Guided Surgery - How do we ensure your dental implants are right where they need to be?

Guided Surgery : How do we ensure your dental implants are right where they need to be?


Guided surgery using surgical guide

Have you ever wondered how dentists insert an implant exactly where it needs to be when replacing a missing or damaged tooth? Then this article is for you. This blog will educate you about guided surgery and how we use it to remove the guesswork from implant placement.

What is Guided Surgery?

Guided implant surgery is a technique that allows us to place an implant in a specific pre-selected position. We select the site during the pre-planning phase on our 3D x-ray.

Unlike its more traditional counterpart, freehand surgery, guided surgery uses a digitally designed and manufactured surgical guide. This guide provides us with an accuracy of about 0,1mm and more control during implant placement surgery. It also mitigates the risks of placing implants freehand, namely incorrect implant angulation or positioning and hitting vital structures like nerves or the sinus.

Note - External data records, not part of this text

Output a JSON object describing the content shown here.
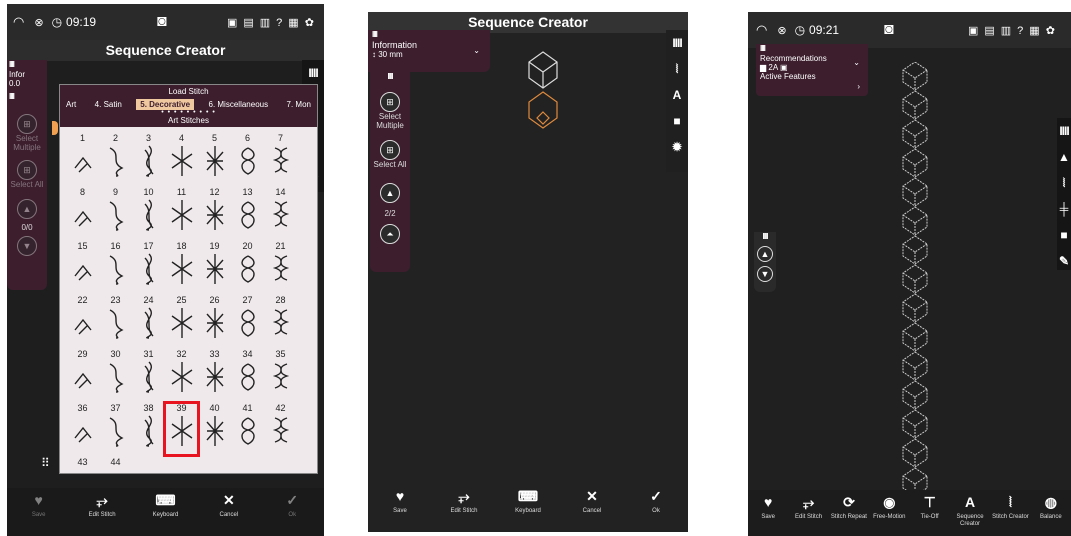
{
  "panel1": {
    "status": {
      "time": "09:19"
    },
    "title": "Sequence Creator",
    "info_label": "Infor",
    "info_value": "0.0",
    "select_multiple": "Select Multiple",
    "select_all": "Select All",
    "counter": "0/0",
    "dialog": {
      "title": "Load Stitch",
      "tabs": [
        "Art",
        "4. Satin",
        "5. Decorative",
        "6. Miscellaneous",
        "7. Mon"
      ],
      "active_tab": "5. Decorative",
      "subtitle": "Art Stitches",
      "numbers": [
        "1",
        "2",
        "3",
        "4",
        "5",
        "6",
        "7",
        "8",
        "9",
        "10",
        "11",
        "12",
        "13",
        "14",
        "15",
        "16",
        "17",
        "18",
        "19",
        "20",
        "21",
        "22",
        "23",
        "24",
        "25",
        "26",
        "27",
        "28",
        "29",
        "30",
        "31",
        "32",
        "33",
        "34",
        "35",
        "36",
        "37",
        "38",
        "39",
        "40",
        "41",
        "42",
        "43",
        "44"
      ],
      "highlighted": "39"
    },
    "bottom": [
      {
        "icon": "♥",
        "label": "Save",
        "icon_name": "heart-icon"
      },
      {
        "icon": "⥅",
        "label": "Edit Stitch",
        "icon_name": "edit-stitch-icon"
      },
      {
        "icon": "⌨",
        "label": "Keyboard",
        "icon_name": "keyboard-icon"
      },
      {
        "icon": "✕",
        "label": "Cancel",
        "icon_name": "close-icon"
      },
      {
        "icon": "✓",
        "label": "Ok",
        "icon_name": "check-icon"
      }
    ]
  },
  "panel2": {
    "title": "Sequence Creator",
    "info_label": "Information",
    "info_value": "30 mm",
    "select_multiple": "Select Multiple",
    "select_all": "Select All",
    "counter": "2/2",
    "bottom": [
      {
        "icon": "♥",
        "label": "Save",
        "icon_name": "heart-icon"
      },
      {
        "icon": "⥅",
        "label": "Edit Stitch",
        "icon_name": "edit-stitch-icon"
      },
      {
        "icon": "⌨",
        "label": "Keyboard",
        "icon_name": "keyboard-icon"
      },
      {
        "icon": "✕",
        "label": "Cancel",
        "icon_name": "close-icon"
      },
      {
        "icon": "✓",
        "label": "Ok",
        "icon_name": "check-icon"
      }
    ]
  },
  "panel3": {
    "status": {
      "time": "09:21"
    },
    "recommendations": "Recommendations",
    "rec_value": "2A",
    "active_features": "Active Features",
    "bottom": [
      {
        "icon": "♥",
        "label": "Save",
        "icon_name": "heart-icon"
      },
      {
        "icon": "⥅",
        "label": "Edit Stitch",
        "icon_name": "edit-stitch-icon"
      },
      {
        "icon": "⟳",
        "label": "Stitch Repeat",
        "icon_name": "repeat-icon"
      },
      {
        "icon": "◉",
        "label": "Free-Motion",
        "icon_name": "free-motion-icon"
      },
      {
        "icon": "⊤",
        "label": "Tie-Off",
        "icon_name": "tie-off-icon"
      },
      {
        "icon": "A",
        "label": "Sequence Creator",
        "icon_name": "sequence-creator-icon"
      },
      {
        "icon": "⦚",
        "label": "Stitch Creator",
        "icon_name": "stitch-creator-icon"
      },
      {
        "icon": "◍",
        "label": "Balance",
        "icon_name": "balance-icon"
      }
    ]
  },
  "colors": {
    "maroon": "#3c1e2d",
    "accent": "#f0c8a0",
    "highlight": "#e8141f",
    "stitch_orange": "#e08a3c"
  }
}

Guided surgery is suitable for all types of implant surgery. It is conducive when space is an issue or when we must avoid vital structures during the drilling and implant placement process.

How Guided Surgery works

When we implement guided surgery in your treatment, we take a 3D x-ray of the jaws and plan the position of the implant in the area. We also capture a digital impression of your teeth which we match to the 3D x-ray. 

We use these technologies together to plan the crown, bridge or denture placement on the implants. Once the plan is complete and is confirmed, then the lab will fabricate the guide as required.

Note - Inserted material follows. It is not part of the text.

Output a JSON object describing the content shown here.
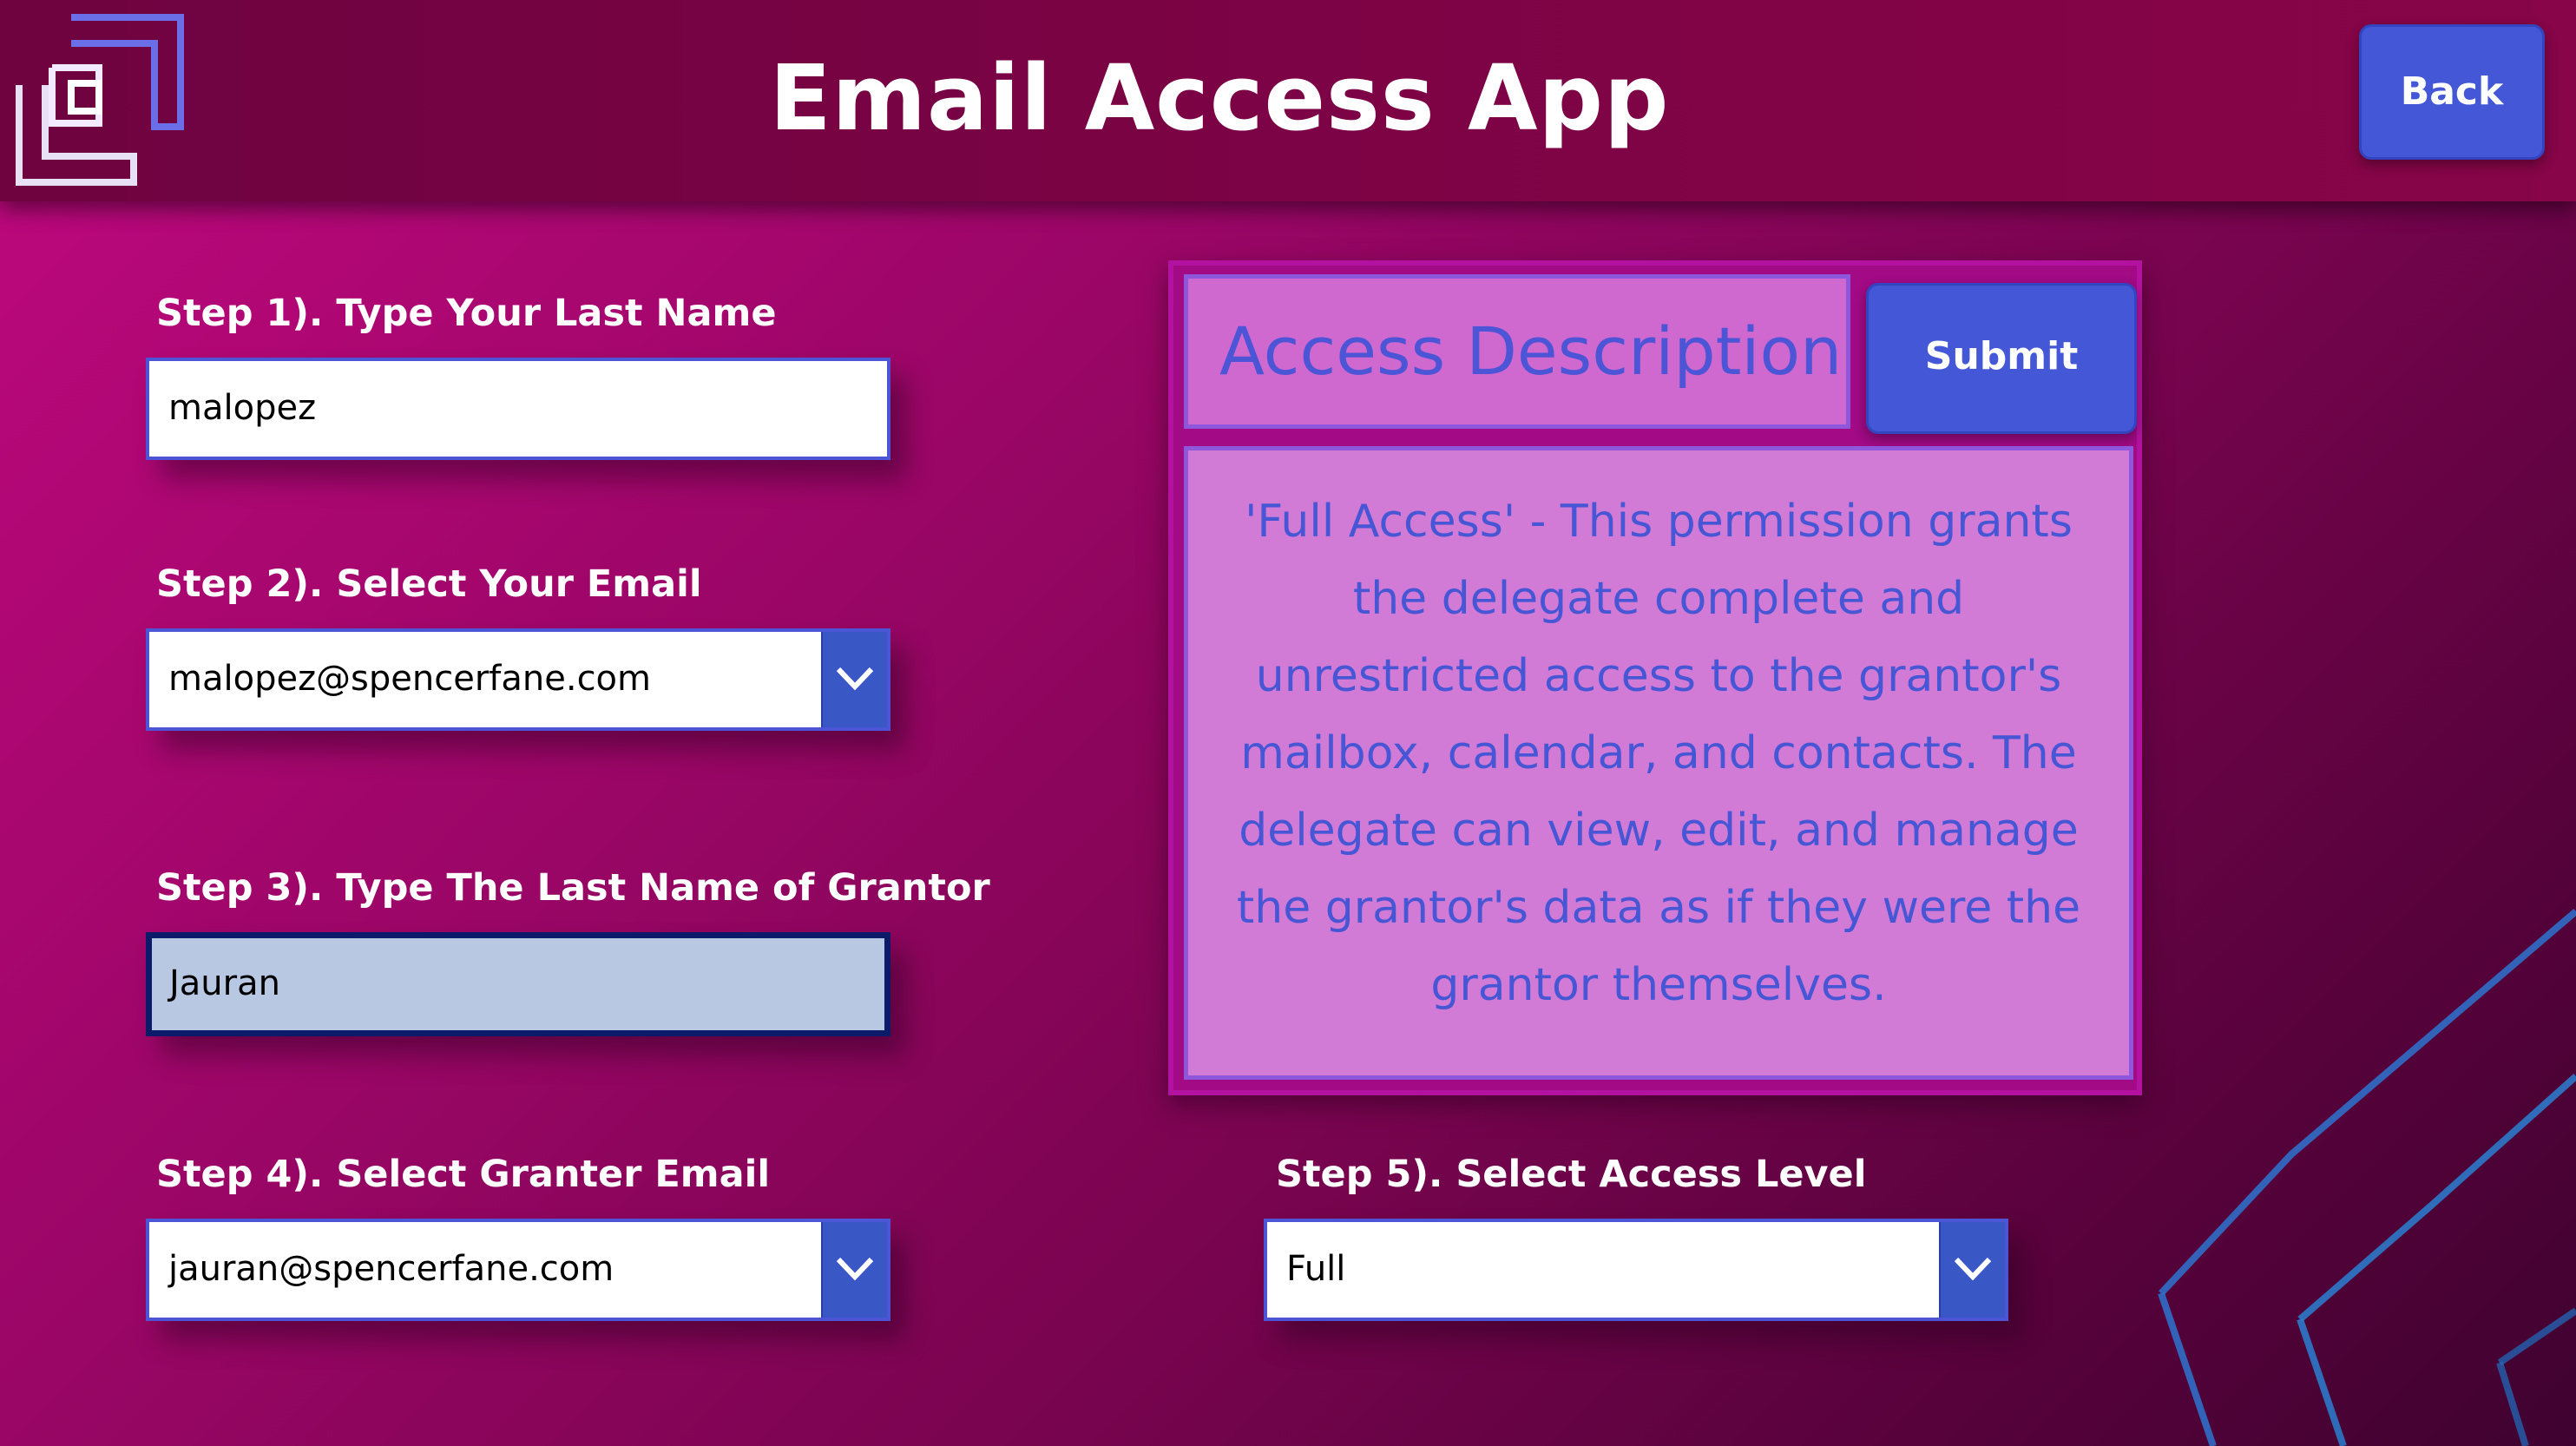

To facilitate guided surgery, the laboratory fabricates a stent. We use the stent during surgical procedures to locate the optimal implant placement site. The stent clips over the teeth, and the preparation of the implant site is completed through the guide.

We use special drills that fit snugly into the guide during guided surgery, allowing us to drill to a specific depth and within a particular position. By using these particular drills, we cannot deviate from the planned implant position. Surgical guides also come with depth stops to ensure we do not drill deeper than planned, thus protecting vital anatomical structures.

Guided surgery on selected sites.

Once the hole for the implant has been drilled into the bone, we place the implant using the same guide. This measure makes sure that the implant comes to sit at the precise position planned on the 3D X-ray.

 What are the benefits?

  • Ideal implant positioning.
  • No risk of hitting vital structures.
  • It creates the possibility of placing a provisional crown on the implant at the time of surgery. The lab can preoperatively fabricate the crown since the final position of the implant is known, which is a giant leap forward in treatment outcomes.
  • It creates exact placement outcomes and eliminates the guesswork.
Surgical site with healing abutment

What are the risks of not having guided surgery during implant placement?

  • Poor implant positioning makes restoring the implant difficult (restoring in this instance means placing a crown, bridge, or denture on the implants).
  • Higher chances of hitting vital structures – examples include adjacent teeth, nerves or the maxillary sinus.
  • Preventing the drill from going outside the bone envelope with all the consequences.
10 days post-guided surgery

Is this surgery costly?

There is a small fee for the lab fabrication of the stent, but it is worth the cost to prevent potential complications.

10 days post-operation


This blog defines what guided surgery is, how it works, and the benefits of having it as a part of your dental implant treatment.

Guided surgery removes the guesswork from implant placement, enabling us to position your dental implant in the ideal position every time.

Dr Gluckman is a prominent advocate of guided surgery. It enables him to produce precision-driven results that meet the highest standards.